All morning a fleet of vessels has been working to lay the barriers. First a length is dropped from one of the 12 oyster-dredging boats that BP has hired from fishermen; then helpers on smaller vessels anchor it in place.
On Tuesday conditions were challenging — 25mph (40km/h) winds, lashing rain and strong currents — and the frustrated cursing of the boom teams, led by professional oil spill handlers, could be heard over the radio.
Yesterday, weather and tempers were calmer, and progress was swift enough that by early afternoon there was no more boom left to lay, and the flotilla was wending its way back through the bayous to home base in Hopedale, on a sliver of land one hour east of New Orleans.
Captain C. T. Williams, a charter fishing skipper based at Hopedale, has known these backwaters for 30 years.
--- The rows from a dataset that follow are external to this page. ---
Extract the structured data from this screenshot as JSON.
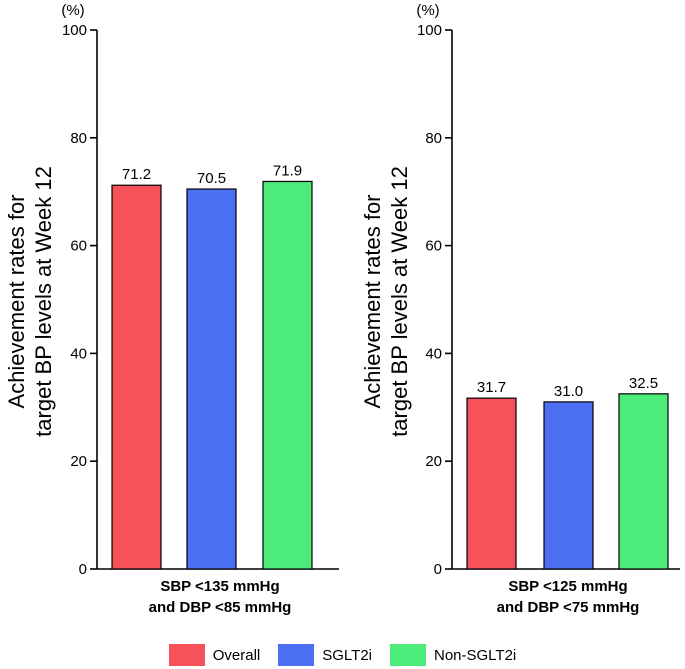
{
  "chart_data": [
    {
      "type": "bar",
      "unit_label": "(%)",
      "ylabel": "Achievement rates for target BP levels at Week 12",
      "ylabel_lines": [
        "Achievement rates for",
        "target BP levels at Week 12"
      ],
      "xlabel_lines": [
        "SBP <135 mmHg",
        "and DBP <85 mmHg"
      ],
      "ylim": [
        0,
        100
      ],
      "yticks": [
        0,
        20,
        40,
        60,
        80,
        100
      ],
      "series": [
        {
          "name": "Overall",
          "values": [
            71.2
          ],
          "labels": [
            "71.2"
          ]
        },
        {
          "name": "SGLT2i",
          "values": [
            70.5
          ],
          "labels": [
            "70.5"
          ]
        },
        {
          "name": "Non-SGLT2i",
          "values": [
            71.9
          ],
          "labels": [
            "71.9"
          ]
        }
      ]
    },
    {
      "type": "bar",
      "unit_label": "(%)",
      "ylabel": "Achievement rates for target BP levels at Week 12",
      "ylabel_lines": [
        "Achievement rates for",
        "target BP levels at Week 12"
      ],
      "xlabel_lines": [
        "SBP <125 mmHg",
        "and DBP <75 mmHg"
      ],
      "ylim": [
        0,
        100
      ],
      "yticks": [
        0,
        20,
        40,
        60,
        80,
        100
      ],
      "series": [
        {
          "name": "Overall",
          "values": [
            31.7
          ],
          "labels": [
            "31.7"
          ]
        },
        {
          "name": "SGLT2i",
          "values": [
            31.0
          ],
          "labels": [
            "31.0"
          ]
        },
        {
          "name": "Non-SGLT2i",
          "values": [
            32.5
          ],
          "labels": [
            "32.5"
          ]
        }
      ]
    }
  ],
  "legend": [
    {
      "label": "Overall",
      "color": "#f7525a"
    },
    {
      "label": "SGLT2i",
      "color": "#4d6ff3"
    },
    {
      "label": "Non-SGLT2i",
      "color": "#4deb7a"
    }
  ]
}
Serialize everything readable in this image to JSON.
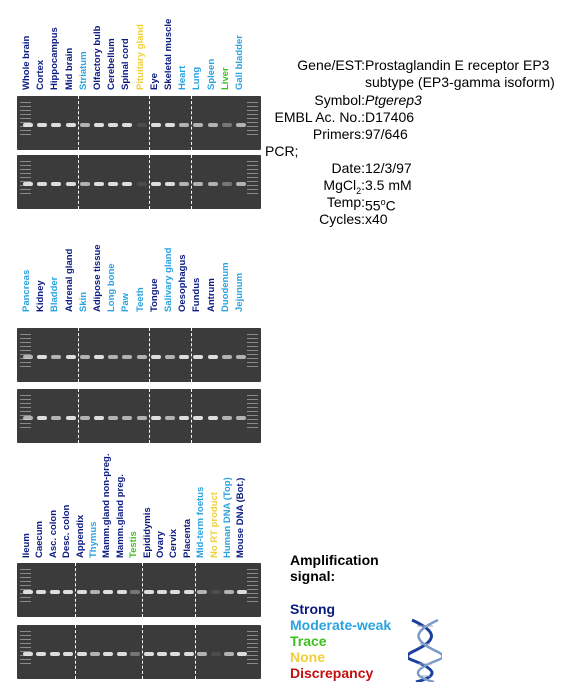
{
  "colors": {
    "strong": "#0a1a80",
    "moderate": "#2aa3e0",
    "trace": "#3fbf1f",
    "none": "#f0cf3a",
    "discrepancy": "#c01010"
  },
  "panels": [
    {
      "lanes": [
        {
          "label": "Whole brain",
          "signal": "strong"
        },
        {
          "label": "Cortex",
          "signal": "strong"
        },
        {
          "label": "Hippocampus",
          "signal": "strong"
        },
        {
          "label": "Mid brain",
          "signal": "strong"
        },
        {
          "label": "Striatum",
          "signal": "moderate"
        },
        {
          "label": "Olfactory bulb",
          "signal": "strong"
        },
        {
          "label": "Cerebellum",
          "signal": "strong"
        },
        {
          "label": "Spinal cord",
          "signal": "strong"
        },
        {
          "label": "Pituitary gland",
          "signal": "none"
        },
        {
          "label": "Eye",
          "signal": "strong"
        },
        {
          "label": "Skeletal muscle",
          "signal": "strong"
        },
        {
          "label": "Heart",
          "signal": "moderate"
        },
        {
          "label": "Lung",
          "signal": "moderate"
        },
        {
          "label": "Spleen",
          "signal": "moderate"
        },
        {
          "label": "Liver",
          "signal": "trace"
        },
        {
          "label": "Gall bladder",
          "signal": "moderate"
        }
      ],
      "separators": [
        4,
        9,
        12
      ]
    },
    {
      "lanes": [
        {
          "label": "Pancreas",
          "signal": "moderate"
        },
        {
          "label": "Kidney",
          "signal": "strong"
        },
        {
          "label": "Bladder",
          "signal": "moderate"
        },
        {
          "label": "Adrenal gland",
          "signal": "strong"
        },
        {
          "label": "Skin",
          "signal": "moderate"
        },
        {
          "label": "Adipose tissue",
          "signal": "strong"
        },
        {
          "label": "Long bone",
          "signal": "moderate"
        },
        {
          "label": "Paw",
          "signal": "moderate"
        },
        {
          "label": "Teeth",
          "signal": "moderate"
        },
        {
          "label": "Tongue",
          "signal": "strong"
        },
        {
          "label": "Salivary gland",
          "signal": "moderate"
        },
        {
          "label": "Oesophagus",
          "signal": "strong"
        },
        {
          "label": "Fundus",
          "signal": "strong"
        },
        {
          "label": "Antrum",
          "signal": "strong"
        },
        {
          "label": "Duodenum",
          "signal": "moderate"
        },
        {
          "label": "Jejunum",
          "signal": "moderate"
        }
      ],
      "separators": [
        4,
        9,
        12
      ]
    },
    {
      "lanes": [
        {
          "label": "Ileum",
          "signal": "strong"
        },
        {
          "label": "Caecum",
          "signal": "strong"
        },
        {
          "label": "Asc. colon",
          "signal": "strong"
        },
        {
          "label": "Desc. colon",
          "signal": "strong"
        },
        {
          "label": "Appendix",
          "signal": "strong"
        },
        {
          "label": "Thymus",
          "signal": "moderate"
        },
        {
          "label": "Mamm.gland non-preg.",
          "signal": "strong"
        },
        {
          "label": "Mamm.gland preg.",
          "signal": "strong"
        },
        {
          "label": "Testis",
          "signal": "trace"
        },
        {
          "label": "Epididymis",
          "signal": "strong"
        },
        {
          "label": "Ovary",
          "signal": "strong"
        },
        {
          "label": "Cervix",
          "signal": "strong"
        },
        {
          "label": "Placenta",
          "signal": "strong"
        },
        {
          "label": "Mid-term foetus",
          "signal": "moderate"
        },
        {
          "label": "No RT product",
          "signal": "none"
        },
        {
          "label": "Human DNA (Top)",
          "signal": "moderate"
        },
        {
          "label": "Mouse DNA (Bot.)",
          "signal": "strong"
        }
      ],
      "separators": [
        4,
        9,
        13
      ]
    }
  ],
  "info": {
    "gene_key": "Gene/EST:",
    "gene_line1": "Prostaglandin E receptor EP3",
    "gene_line2": "subtype (EP3-gamma isoform)",
    "symbol_key": "Symbol:",
    "symbol_val": "Ptgerep3",
    "embl_key": "EMBL Ac. No.:",
    "embl_val": "D17406",
    "primers_key": "Primers:",
    "primers_val": "97/646",
    "pcr_key": "PCR;",
    "date_key": "Date:",
    "date_val": "12/3/97",
    "mgcl_key_pre": "MgCl",
    "mgcl_key_sub": "2",
    "mgcl_key_post": ":",
    "mgcl_val": "3.5 mM",
    "temp_key": "Temp:",
    "temp_val_pre": "55",
    "temp_val_sup": "o",
    "temp_val_post": "C",
    "cycles_key": "Cycles:",
    "cycles_val": "x40"
  },
  "legend": {
    "title_line1": "Amplification",
    "title_line2": "signal:",
    "items": [
      {
        "label": "Strong",
        "signal": "strong"
      },
      {
        "label": "Moderate-weak",
        "signal": "moderate"
      },
      {
        "label": "Trace",
        "signal": "trace"
      },
      {
        "label": "None",
        "signal": "none"
      },
      {
        "label": "Discrepancy",
        "signal": "discrepancy"
      }
    ]
  }
}
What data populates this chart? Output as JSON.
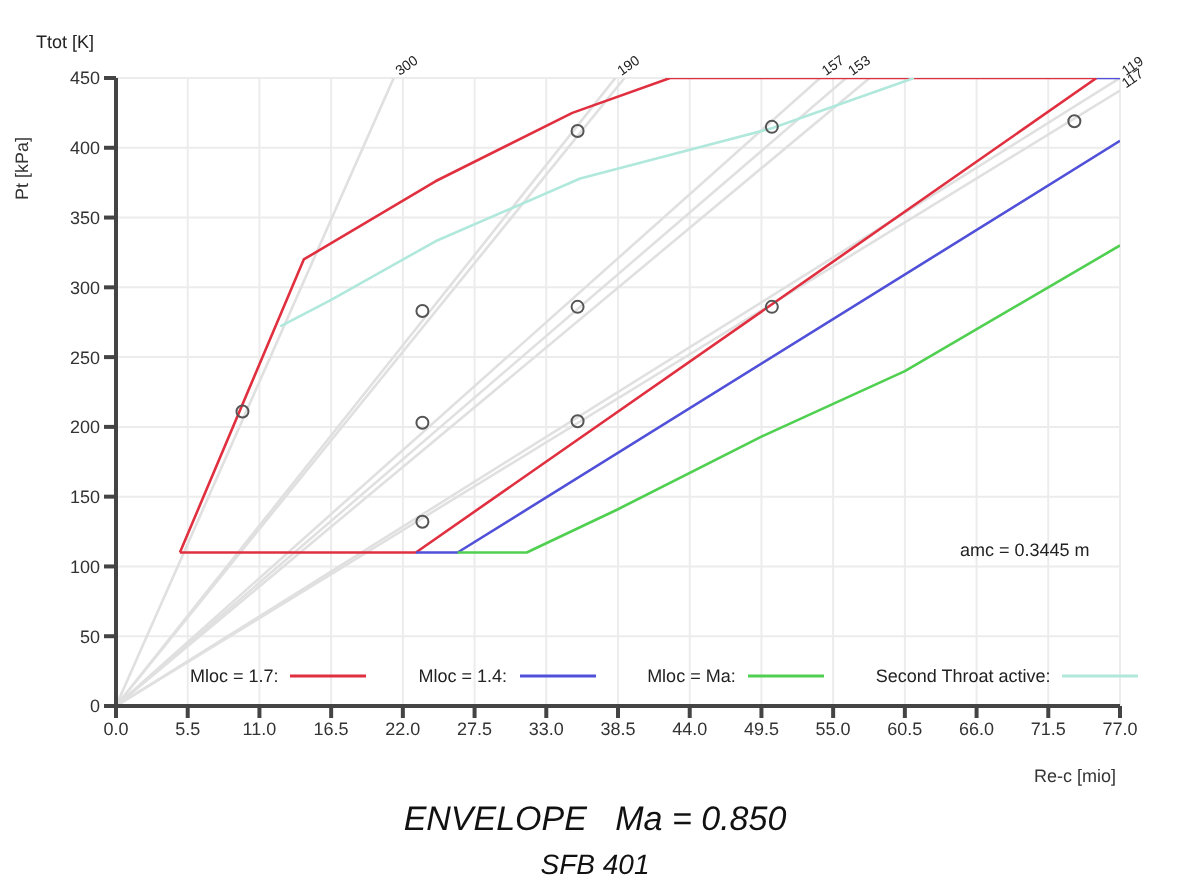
{
  "chart_data": {
    "type": "line",
    "title": "ENVELOPE   Ma = 0.850",
    "subtitle": "SFB 401",
    "xlabel": "Re-c [mio]",
    "ylabel": "Pt [kPa]",
    "annotations": [
      "Ttot [K]",
      "amc = 0.3445 m",
      {
        "text": "300",
        "x": 21.3,
        "y": 450
      },
      {
        "text": "190",
        "x": 38.3,
        "y": 450
      },
      {
        "text": "157",
        "x": 54,
        "y": 450
      },
      {
        "text": "153",
        "x": 56,
        "y": 450
      },
      {
        "text": "119",
        "x": 77,
        "y": 450
      },
      {
        "text": "117",
        "x": 77,
        "y": 441
      }
    ],
    "xlim": [
      0,
      77
    ],
    "xticks": [
      {
        "value": 0,
        "label": "0.0"
      },
      {
        "value": 5.5,
        "label": "5.5"
      },
      {
        "value": 11,
        "label": "11.0"
      },
      {
        "value": 16.5,
        "label": "16.5"
      },
      {
        "value": 22,
        "label": "22.0"
      },
      {
        "value": 27.5,
        "label": "27.5"
      },
      {
        "value": 33,
        "label": "33.0"
      },
      {
        "value": 38.5,
        "label": "38.5"
      },
      {
        "value": 44,
        "label": "44.0"
      },
      {
        "value": 49.5,
        "label": "49.5"
      },
      {
        "value": 55,
        "label": "55.0"
      },
      {
        "value": 60.5,
        "label": "60.5"
      },
      {
        "value": 66,
        "label": "66.0"
      },
      {
        "value": 71.5,
        "label": "71.5"
      },
      {
        "value": 77,
        "label": "77.0"
      }
    ],
    "ylim": [
      0,
      450
    ],
    "yticks": [
      0,
      50,
      100,
      150,
      200,
      250,
      300,
      350,
      400,
      450
    ],
    "grid": true,
    "legend": "bottom",
    "marker": "none",
    "line_style": "solid",
    "series": [
      {
        "color": "#e0e0e0",
        "x": [
          0,
          21.3
        ],
        "values": [
          0,
          450
        ]
      },
      {
        "color": "#e0e0e0",
        "x": [
          0,
          38.3
        ],
        "values": [
          0,
          450
        ]
      },
      {
        "color": "#e0e0e0",
        "x": [
          0,
          39
        ],
        "values": [
          0,
          450
        ]
      },
      {
        "color": "#e0e0e0",
        "x": [
          0,
          54
        ],
        "values": [
          0,
          450
        ]
      },
      {
        "color": "#e0e0e0",
        "x": [
          0,
          56
        ],
        "values": [
          0,
          450
        ]
      },
      {
        "color": "#e0e0e0",
        "x": [
          0,
          57.8
        ],
        "values": [
          0,
          450
        ]
      },
      {
        "color": "#e0e0e0",
        "x": [
          0,
          77
        ],
        "values": [
          0,
          450
        ]
      },
      {
        "color": "#e0e0e0",
        "x": [
          0,
          77
        ],
        "values": [
          0,
          441
        ]
      },
      {
        "name": "Mloc = 1.7:",
        "color": "#e03040",
        "x": [
          4.9,
          14.4,
          24.5,
          35,
          42.5,
          75.2
        ],
        "values": [
          110,
          320,
          376,
          425,
          450,
          450
        ]
      },
      {
        "color": "#e03040",
        "x": [
          4.9,
          23,
          75.2
        ],
        "values": [
          110,
          110,
          450
        ]
      },
      {
        "name": "Mloc = 1.4:",
        "color": "#5050d8",
        "x": [
          23,
          26.2,
          77
        ],
        "values": [
          110,
          110,
          405
        ]
      },
      {
        "color": "#5050d8",
        "x": [
          75.2,
          77
        ],
        "values": [
          450,
          450
        ]
      },
      {
        "name": "Mloc = Ma:",
        "color": "#50d050",
        "x": [
          26.2,
          31.5,
          38.5,
          49.5,
          60.5,
          77
        ],
        "values": [
          110,
          110,
          141,
          193,
          240,
          330
        ]
      },
      {
        "name": "Second Throat active:",
        "color": "#b0e8dc",
        "x": [
          12.6,
          16.5,
          24.5,
          35.6,
          50.3,
          61.2
        ],
        "values": [
          272,
          291,
          333,
          378,
          414,
          450
        ]
      },
      {
        "type": "scatter",
        "marker": "circle",
        "color": "#555555",
        "x": [
          9.7,
          23.5,
          23.5,
          23.5,
          35.4,
          35.4,
          35.4,
          50.3,
          50.3,
          73.5
        ],
        "values": [
          211,
          283,
          203,
          132,
          412,
          286,
          204,
          415,
          286,
          419
        ]
      }
    ]
  }
}
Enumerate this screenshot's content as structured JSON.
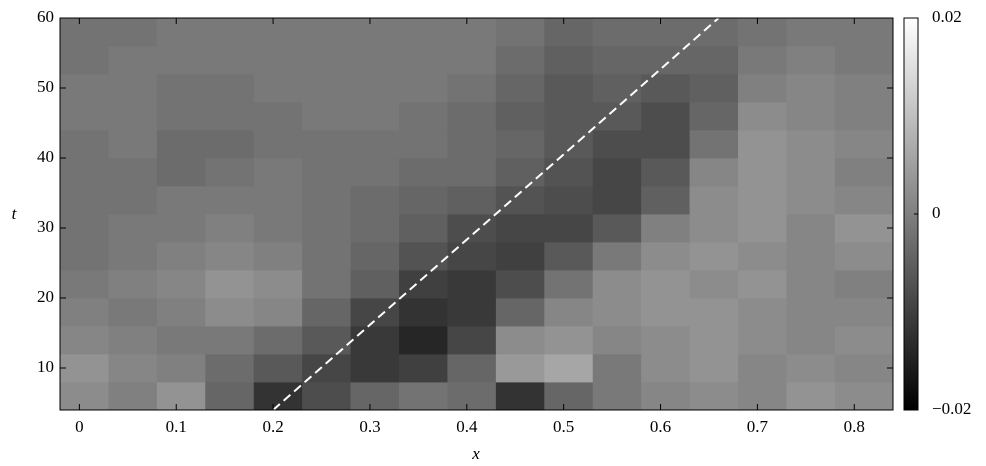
{
  "chart_data": {
    "type": "heatmap",
    "x_label": "x",
    "y_label": "t",
    "xlim": [
      -0.02,
      0.84
    ],
    "ylim": [
      4,
      60
    ],
    "xticks": [
      0,
      0.1,
      0.2,
      0.3,
      0.4,
      0.5,
      0.6,
      0.7,
      0.8
    ],
    "yticks": [
      10,
      20,
      30,
      40,
      50,
      60
    ],
    "x_edges": [
      -0.02,
      0.03,
      0.08,
      0.13,
      0.18,
      0.23,
      0.28,
      0.33,
      0.38,
      0.43,
      0.48,
      0.53,
      0.58,
      0.63,
      0.68,
      0.73,
      0.78,
      0.84
    ],
    "t_edges": [
      4,
      8,
      12,
      16,
      20,
      24,
      28,
      32,
      36,
      40,
      44,
      48,
      52,
      56,
      60
    ],
    "z": [
      [
        0.002,
        0,
        0.003,
        -0.004,
        -0.012,
        -0.008,
        -0.004,
        -0.002,
        -0.003,
        -0.012,
        -0.004,
        -0.001,
        0.001,
        0.002,
        0.001,
        0.003,
        0.002
      ],
      [
        0.003,
        0.001,
        0,
        -0.003,
        -0.006,
        -0.009,
        -0.011,
        -0.01,
        -0.004,
        0.004,
        0.006,
        -0.001,
        0.002,
        0.003,
        0.001,
        0.002,
        0.001
      ],
      [
        0.001,
        0,
        -0.001,
        -0.001,
        -0.003,
        -0.006,
        -0.011,
        -0.014,
        -0.009,
        0.002,
        0.003,
        0.001,
        0.002,
        0.003,
        0.002,
        0.001,
        0.002
      ],
      [
        0,
        -0.001,
        0,
        0.002,
        0.001,
        -0.004,
        -0.009,
        -0.012,
        -0.011,
        -0.004,
        0.001,
        0.002,
        0.003,
        0.003,
        0.002,
        0.001,
        0.001
      ],
      [
        -0.001,
        0,
        0.001,
        0.003,
        0.002,
        -0.002,
        -0.005,
        -0.01,
        -0.011,
        -0.008,
        -0.002,
        0.002,
        0.003,
        0.002,
        0.003,
        0.001,
        0
      ],
      [
        -0.002,
        -0.001,
        0,
        0.001,
        0,
        -0.002,
        -0.004,
        -0.007,
        -0.009,
        -0.01,
        -0.006,
        -0.001,
        0.002,
        0.003,
        0.002,
        0.001,
        0.002
      ],
      [
        -0.002,
        -0.001,
        -0.001,
        0,
        -0.001,
        -0.002,
        -0.003,
        -0.005,
        -0.008,
        -0.009,
        -0.009,
        -0.006,
        0,
        0.002,
        0.003,
        0.001,
        0.003
      ],
      [
        -0.002,
        -0.002,
        -0.001,
        -0.001,
        -0.001,
        -0.002,
        -0.003,
        -0.004,
        -0.005,
        -0.007,
        -0.008,
        -0.009,
        -0.005,
        0.002,
        0.003,
        0.002,
        0.001
      ],
      [
        -0.002,
        -0.002,
        -0.003,
        -0.002,
        -0.001,
        -0.002,
        -0.002,
        -0.003,
        -0.003,
        -0.005,
        -0.007,
        -0.009,
        -0.006,
        0.001,
        0.003,
        0.002,
        0
      ],
      [
        -0.002,
        -0.001,
        -0.003,
        -0.003,
        -0.002,
        -0.002,
        -0.002,
        -0.002,
        -0.003,
        -0.004,
        -0.006,
        -0.008,
        -0.008,
        -0.002,
        0.003,
        0.002,
        0.001
      ],
      [
        -0.001,
        -0.001,
        -0.002,
        -0.002,
        -0.002,
        -0.001,
        -0.001,
        -0.002,
        -0.003,
        -0.005,
        -0.006,
        -0.006,
        -0.008,
        -0.004,
        0.002,
        0.001,
        0
      ],
      [
        -0.001,
        -0.001,
        -0.002,
        -0.002,
        -0.001,
        -0.001,
        -0.001,
        -0.001,
        -0.002,
        -0.004,
        -0.006,
        -0.005,
        -0.006,
        -0.005,
        0,
        0.001,
        0
      ],
      [
        -0.002,
        -0.001,
        -0.001,
        -0.001,
        -0.001,
        -0.001,
        -0.001,
        -0.001,
        -0.001,
        -0.003,
        -0.005,
        -0.004,
        -0.004,
        -0.004,
        -0.001,
        0,
        -0.001
      ],
      [
        -0.002,
        -0.002,
        -0.001,
        -0.001,
        -0.001,
        -0.001,
        -0.001,
        -0.001,
        -0.001,
        -0.002,
        -0.004,
        -0.003,
        -0.003,
        -0.003,
        -0.002,
        -0.001,
        -0.001
      ]
    ],
    "zlim": [
      -0.02,
      0.02
    ],
    "zticks": [
      {
        "value": -0.02,
        "label": "−0.02"
      },
      0,
      0.02
    ],
    "colormap": [
      "#000000",
      "#ffffff"
    ],
    "reference_line": {
      "x": [
        0.2,
        0.66
      ],
      "t": [
        4,
        60
      ],
      "color": "#ffffff",
      "dashed": true
    }
  }
}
“It’s a waterman’s paradise. If you are here long enough, it’s very hard not to become addicted to it,” he says. “We have something very rare here — it’s not just like a mom saying, ‘My baby is pretty’. There’s something about it that’s just unique and compelling and humbling.”
Resident animals include racoons, rabbits, deer, feral hogs, coyotes, snakes, alligators, grey heron, blue heron, osprey and nutria — a semi-aquatic rodent known as a pest because of its destructive burrowing habits.
“The nutria is an outlaw, it’s a kill-on-sight thing, and yet I swear we’re going to see it at some animal rescue place getting a bath if that oil comes in,” Captain Williams jokes.
The slick, now believed to have overtaken the scale of the Exxon Valdez spill off Alaska 21 years ago, has been meandering around the Gulf of Mexico for two weeks, growing bigger by the day, after an explosion on the Deepwater Horizon drilling rig.
Louisiana, Mississippi, Alabama and Florida are all in emergency mode, laying defences and planning for a coastal catastrophe as changing winds and currents make the slick’s path uncertain.
Captain Williams refuses to let the gloom set in as the world’s worst oil disaster threatens this treasured wilderness. “There’s a lot at stake here and everyone talks about the potential devastation: being put out of business; not having an oyster industry for ten years.
“But as it is today, we have a prayer. I’ll roll the dice if I think there’s a good chance of something, and in this case I believe we can make things happen, I really do.
“I am an optimist. I still have great hope even though it’s a monster that’s still being born out there.”